Most trait-associated variants in neuropsychiatric disease are found in protein-noncoding areas of the human genome, where they have previously been linked to transcriptional levels [60,61,62]. As such, we applied eQTLs to understand GWAS-related transcriptional regulatory mechanisms in lacunar stroke. However, only the ICA1L-identified proteins exhibited changes in gene expression. There could be several reasons for this lack of agreement. First, while the exact link between eQTLs and pQTLs has yet to be discovered, the mRNA expression and protein levels of many genes are uncorrelated, owing in part to various posttranscriptional factors such as sequence characteristics implicated in protein translation and degradation [63]. Second, assay technical artifacts and differences in data analysis may impact the results significantly.

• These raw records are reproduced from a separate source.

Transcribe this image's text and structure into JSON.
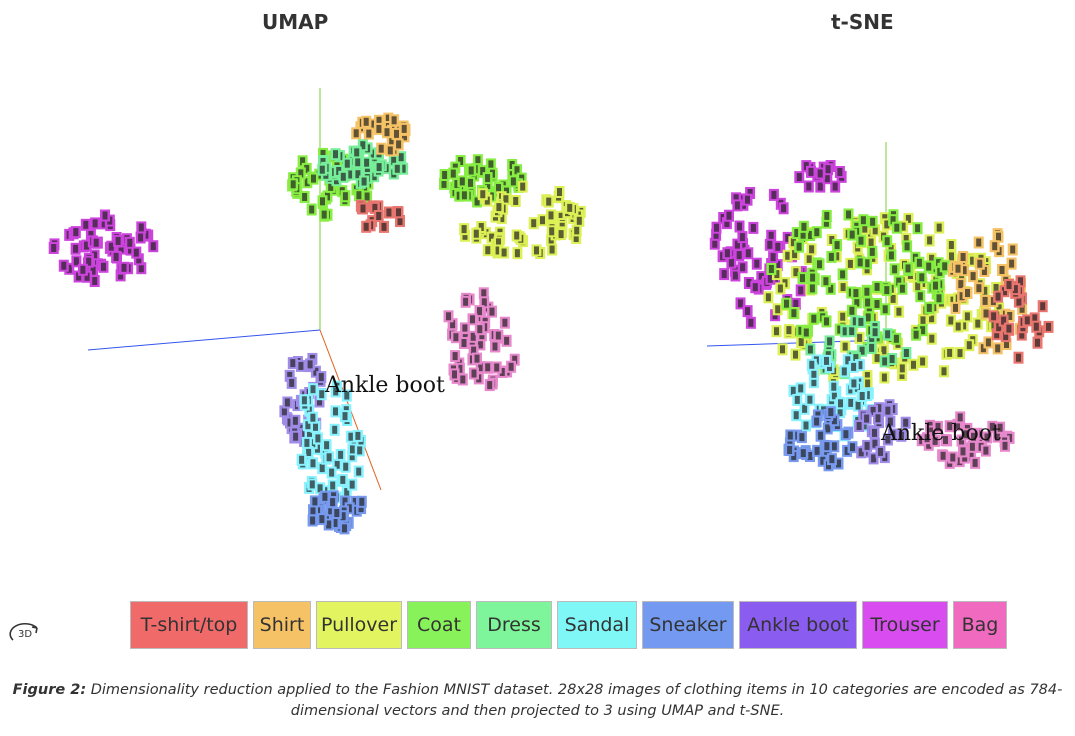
{
  "chart_data": [
    {
      "type": "scatter",
      "title": "UMAP",
      "dimensions": 3,
      "annotation": "Ankle boot",
      "clusters": [
        {
          "category": "Trouser",
          "color": "#cc44dd"
        },
        {
          "category": "Coat",
          "color": "#88ee44"
        },
        {
          "category": "Dress",
          "color": "#77ee99"
        },
        {
          "category": "Pullover",
          "color": "#ddf055"
        },
        {
          "category": "Shirt",
          "color": "#f5c265"
        },
        {
          "category": "T-shirt/top",
          "color": "#e9756f"
        },
        {
          "category": "Bag",
          "color": "#e888cc"
        },
        {
          "category": "Sandal",
          "color": "#88f2ff"
        },
        {
          "category": "Sneaker",
          "color": "#7799ee"
        },
        {
          "category": "Ankle boot",
          "color": "#a08ce8"
        }
      ]
    },
    {
      "type": "scatter",
      "title": "t-SNE",
      "dimensions": 3,
      "annotation": "Ankle boot",
      "clusters": [
        {
          "category": "Trouser",
          "color": "#cc44dd"
        },
        {
          "category": "Pullover",
          "color": "#ddf055"
        },
        {
          "category": "Coat",
          "color": "#88ee44"
        },
        {
          "category": "Shirt",
          "color": "#f5c265"
        },
        {
          "category": "T-shirt/top",
          "color": "#e9756f"
        },
        {
          "category": "Dress",
          "color": "#77ee99"
        },
        {
          "category": "Sandal",
          "color": "#88f2ff"
        },
        {
          "category": "Sneaker",
          "color": "#7799ee"
        },
        {
          "category": "Ankle boot",
          "color": "#a08ce8"
        },
        {
          "category": "Bag",
          "color": "#e888cc"
        }
      ]
    }
  ],
  "legend": [
    {
      "label": "T-shirt/top",
      "color": "#f06a6a"
    },
    {
      "label": "Shirt",
      "color": "#f5c265"
    },
    {
      "label": "Pullover",
      "color": "#e2f560"
    },
    {
      "label": "Coat",
      "color": "#88f25a"
    },
    {
      "label": "Dress",
      "color": "#7ef59a"
    },
    {
      "label": "Sandal",
      "color": "#80f7f7"
    },
    {
      "label": "Sneaker",
      "color": "#7399f0"
    },
    {
      "label": "Ankle boot",
      "color": "#8b5cf0"
    },
    {
      "label": "Trouser",
      "color": "#d94cf0"
    },
    {
      "label": "Bag",
      "color": "#f06abf"
    }
  ],
  "rotate_icon": "3d-rotate-icon",
  "rotate_label": "3D",
  "caption": {
    "figure_label": "Figure 2:",
    "text": "Dimensionality reduction applied to the Fashion MNIST dataset. 28x28 images of clothing items in 10 categories are encoded as 784-dimensional vectors and then projected to 3 using UMAP and t-SNE."
  }
}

While opposed to pQTL analysis [64], eQTL studies use stricter criteria to detect remote regulatory changes, resulting in a lower false-positive rate. In addition to raising thresholds, one way to improve the performance is to use strong tools like FUSION [26], MR [29], and COLOC [26, 30] to check findings with independent samples. To address this difficulty, however, it is essential to expand the depth and variety of multiomics sequencing at the individual level.

Clinical trials have been conducted using drug compounds targeting one of the three causal genes, including ALDH2 (ranked as high confidence level in our findings), for alcohol dependency and parasite infection (two drugs, phase 4) [65]. Secondary analysis of those and future drugs in clinical trials would likely be helpful to prove the idea that the proteins are involved in the development of lacunar stroke.

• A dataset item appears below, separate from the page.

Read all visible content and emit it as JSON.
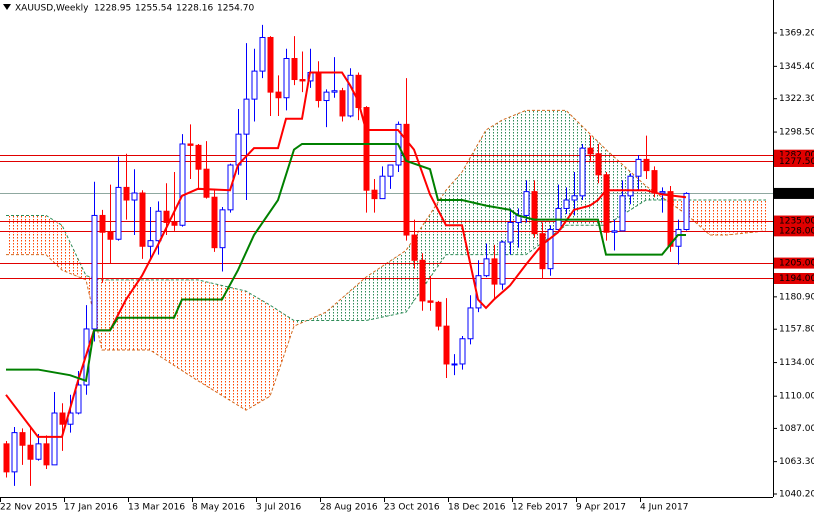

Our study has several advantages. First, PWAS of lacunar stroke was conducted using the largest and most comprehensive human proteome and summary statistics from the most recent lacunar stroke GWAS. Second, we performed the replication PWAS using independent human brain proteome and verified the risk proteins with independent MR validation analysis. Third, based on Bayesian colocalization used to estimate the probability that two associated signals were observed at a particular site with a common causal variant, we confirmed the pathogenetic protein (ICA1L, CAND2, and ALDH2) of lacunar stroke. Fourth, this study analyzed both mRNA and protein levels associated with lacunar stroke utilizing both the PWAS and the TWAS. Finally, the dorsolateral prefrontal cortex in the current study was chosen because it includes the cell type most linked to lacunar stroke [14]. Furthermore, the prefrontal cortex has been proposed as a top-down control system that connects other brain areas to facilitate sophisticated cognitive functions. Prefrontal brain risk protein screening for lacunar stroke may help identify critical targets for enhanced cognitive function as well as those who are at high risk of stroke recurrence [2, 66].

The current study has several limitations. First, pQTL and eQTL mapping cannot solve all GWAS signals. At a single level, such as the protein level, the function of genes in the biological development of lacunar stroke is difficult to explain. More epigenetic investigations, based on mQTL, single-cell sequencing, and whole-genome sequencing, are needed to design tailored therapy regimens and offer a complete understanding of the molecular mechanisms implicated in lacunar stroke [67, 68]. Second, the method for detecting Slow Off-rate Modified Aptamers was limited to a subset of proteomes and did not cover the whole proteome. Third, because current proteome samples vary by ethnicity, further expansion of the scale and diversity of brain proteome data can help with more precise estimates and enable its broader applications.

Conclusions

In conclusion, we found strong evidence supporting three novel brain proteins (ICA1L, CAND2, and ALDH2) associated with lacunar stroke. ICA1L was further verified at the mRNA level. These findings offer information on the genetic and physiological processes that underpin lacunar stroke, allowing novel therapeutic targets to be identified. Future research should take advantage of greater large-scale molecular datasets obtained from lacunar stroke-relevant tissues, which might provide unique insights into genetic and functional processes and identify potential druggable targets for new lacunar stroke treatments.